Tema central: A questão aborda os tipos de cimento Portland normatizados segundo a ABNT NBR 16697:2018, essenciais para garantir a durabilidade e desempenho das estruturas de concreto armado.

É fundamental em concursos entender quais cimentos são realmente normatizados, pois o uso inadequado pode gerar patologias graves na construção.

Resumo teórico:

Os cimentos Portland são classificados no Brasil conforme suas composições e adições, sendo identificados por siglas como CP I (Puro), CP II (Com adições), CP III (Alto-forno), CP IV (Pozolânico) e CP V (Alta resistência inicial). Os números (32, 40) indicam a resistência mínima característica à compressão em MPa.
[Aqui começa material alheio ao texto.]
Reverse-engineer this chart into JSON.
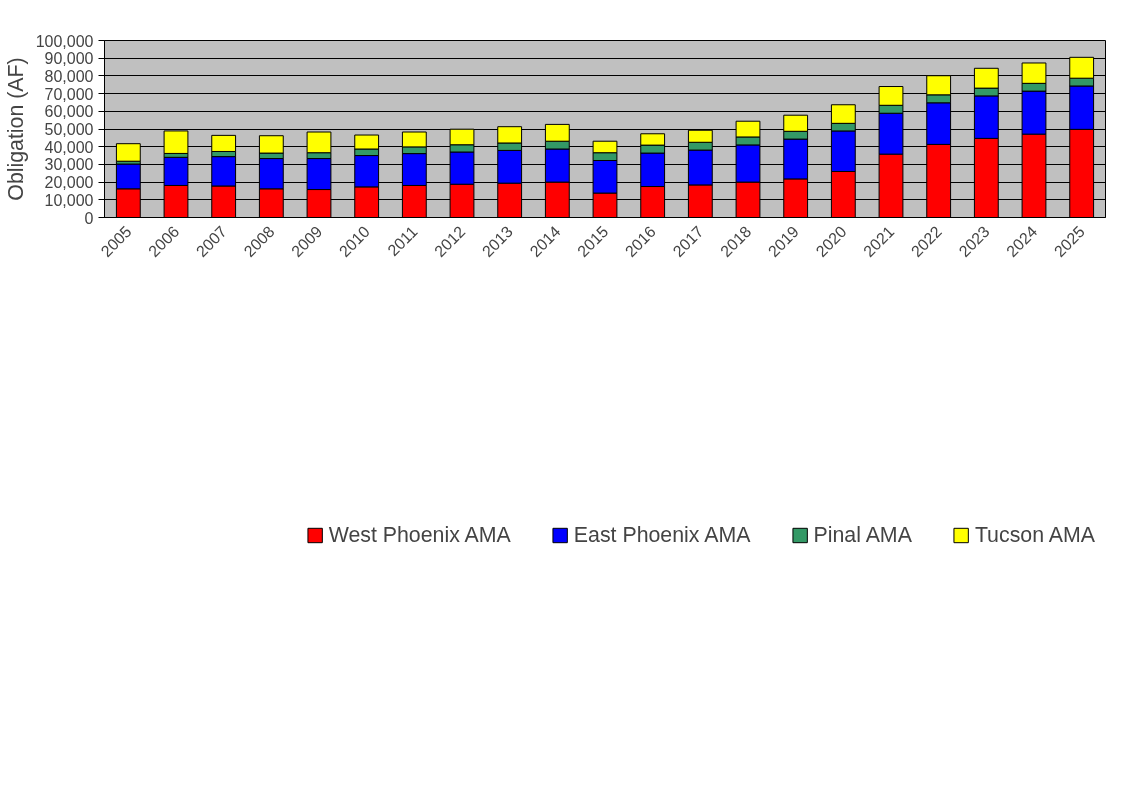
{
  "chart_data": {
    "type": "bar",
    "stacked": true,
    "ylabel": "Obligation (AF)",
    "categories": [
      "2005",
      "2006",
      "2007",
      "2008",
      "2009",
      "2010",
      "2011",
      "2012",
      "2013",
      "2014",
      "2015",
      "2016",
      "2017",
      "2018",
      "2019",
      "2020",
      "2021",
      "2022",
      "2023",
      "2024",
      "2025"
    ],
    "series": [
      {
        "name": "West Phoenix AMA",
        "color": "#ff0000",
        "values": [
          16200,
          18100,
          17800,
          16200,
          15800,
          17300,
          18100,
          18800,
          19400,
          20000,
          13800,
          17500,
          18400,
          20000,
          21800,
          26000,
          35800,
          41300,
          44700,
          47100,
          49800
        ]
      },
      {
        "name": "East Phoenix AMA",
        "color": "#0000ff",
        "values": [
          14000,
          15900,
          16600,
          17100,
          17500,
          17700,
          18000,
          18200,
          18500,
          18700,
          18400,
          18900,
          19700,
          21000,
          22500,
          22900,
          23100,
          23500,
          24000,
          24300,
          24500
        ]
      },
      {
        "name": "Pinal AMA",
        "color": "#339966",
        "values": [
          1600,
          2200,
          2900,
          3100,
          3300,
          3700,
          3800,
          4100,
          4200,
          4400,
          4400,
          4500,
          4400,
          4500,
          4400,
          4300,
          4500,
          4500,
          4400,
          4400,
          4400
        ]
      },
      {
        "name": "Tucson AMA",
        "color": "#ffff00",
        "values": [
          9900,
          12700,
          9100,
          9800,
          11700,
          7900,
          8400,
          8800,
          9200,
          9500,
          6500,
          6400,
          6800,
          8900,
          9100,
          10500,
          10600,
          10800,
          11200,
          11500,
          11800
        ]
      }
    ],
    "ylim": [
      0,
      100000
    ],
    "yticks": [
      {
        "value": 0,
        "label": "0"
      },
      {
        "value": 10000,
        "label": "10,000"
      },
      {
        "value": 20000,
        "label": "20,000"
      },
      {
        "value": 30000,
        "label": "30,000"
      },
      {
        "value": 40000,
        "label": "40,000"
      },
      {
        "value": 50000,
        "label": "50,000"
      },
      {
        "value": 60000,
        "label": "60,000"
      },
      {
        "value": 70000,
        "label": "70,000"
      },
      {
        "value": 80000,
        "label": "80,000"
      },
      {
        "value": 90000,
        "label": "90,000"
      },
      {
        "value": 100000,
        "label": "100,000"
      }
    ],
    "grid": "y",
    "legend": "bottom"
  }
}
Adições como Z (pozolana), E (escória), S (sílica ativa), RS (resistente a sulfatos) são reconhecidas pela norma.

Justificativa da alternativa A:

Todas as denominações da alternativa A estão corretas e normatizadas:

  • CP II Z 32: Cimento Portland com pozolana, 32 MPa
  • CP IV 32 RS: Cimento Portland pozolânico, resistente a sulfatos, 32 MPa
  • CP I S 32: Cimento Portland comum com sílica ativa, 32 MPa
  • CP II E 32: Cimento Portland com escória, 32 MPa
  • CP V ARI: Cimento Portland de alta resistência inicial
Estes tipos são descritos na ABNT NBR 16697:2018 e são os mais utilizados em estruturas de concreto armado.
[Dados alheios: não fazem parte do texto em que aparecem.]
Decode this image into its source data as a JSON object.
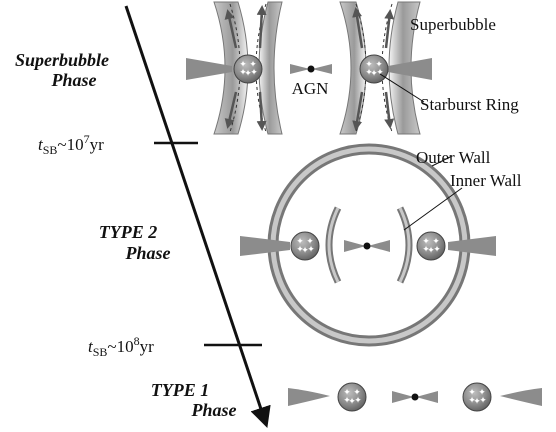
{
  "phases": {
    "superbubble": {
      "line1": "Superbubble",
      "line2": "Phase"
    },
    "type2": {
      "line1": "TYPE 2",
      "line2": "Phase"
    },
    "type1": {
      "line1": "TYPE 1",
      "line2": "Phase"
    }
  },
  "timeline": {
    "marker1": {
      "t": "t",
      "sub": "SB",
      "approx": "~10",
      "exp": "7",
      "unit": "yr"
    },
    "marker2": {
      "t": "t",
      "sub": "SB",
      "approx": "~10",
      "exp": "8",
      "unit": "yr"
    }
  },
  "labels": {
    "agn": "AGN",
    "superbubble": "Superbubble",
    "starburst_ring": "Starburst Ring",
    "outer_wall": "Outer Wall",
    "inner_wall": "Inner Wall"
  },
  "colors": {
    "ink": "#111111",
    "gray_fill": "#8c8c8c",
    "dark_gray": "#555555",
    "light_gray": "#d8d8d8"
  }
}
Análise das alternativas incorretas:

B: Apresenta denominações inexistentes ou inadequadas, como "CP IV 80" (não existe resistência 80 MPa normatizada), "CP I J 70", "CP R 32", "CP V ARI 80", que não são reconhecidas pela ABNT.

C: Usa resistências e siglas fora do padrão normativo, como "CP II Z 62", "CP I S 62", "CP V A", além de "CP IV 32 SR" que não é nomenclatura oficial.

D: Também utiliza códigos e resistências não adequados, como "CP III F 40", "CP I Z 32", "CP II 40 FD", "CP II 80", e "CP II ARI", muitos destes não constam na norma.

E: Erros em siglas e nomenclaturas, como "CP II H 40", "CP II G ARI", "CPII F 32" (grafia inadequada), que não são reconhecidas oficialmente.

Dicas de interpretação:

  • Fique atento à grafia correta e à resistência máxima (normalmente até 40 MPa).
  • Desconfie de siglas inventadas ou fora do padrão ABNT.
  • Mantenha o foco nas classificações e adições reconhecidas em norma.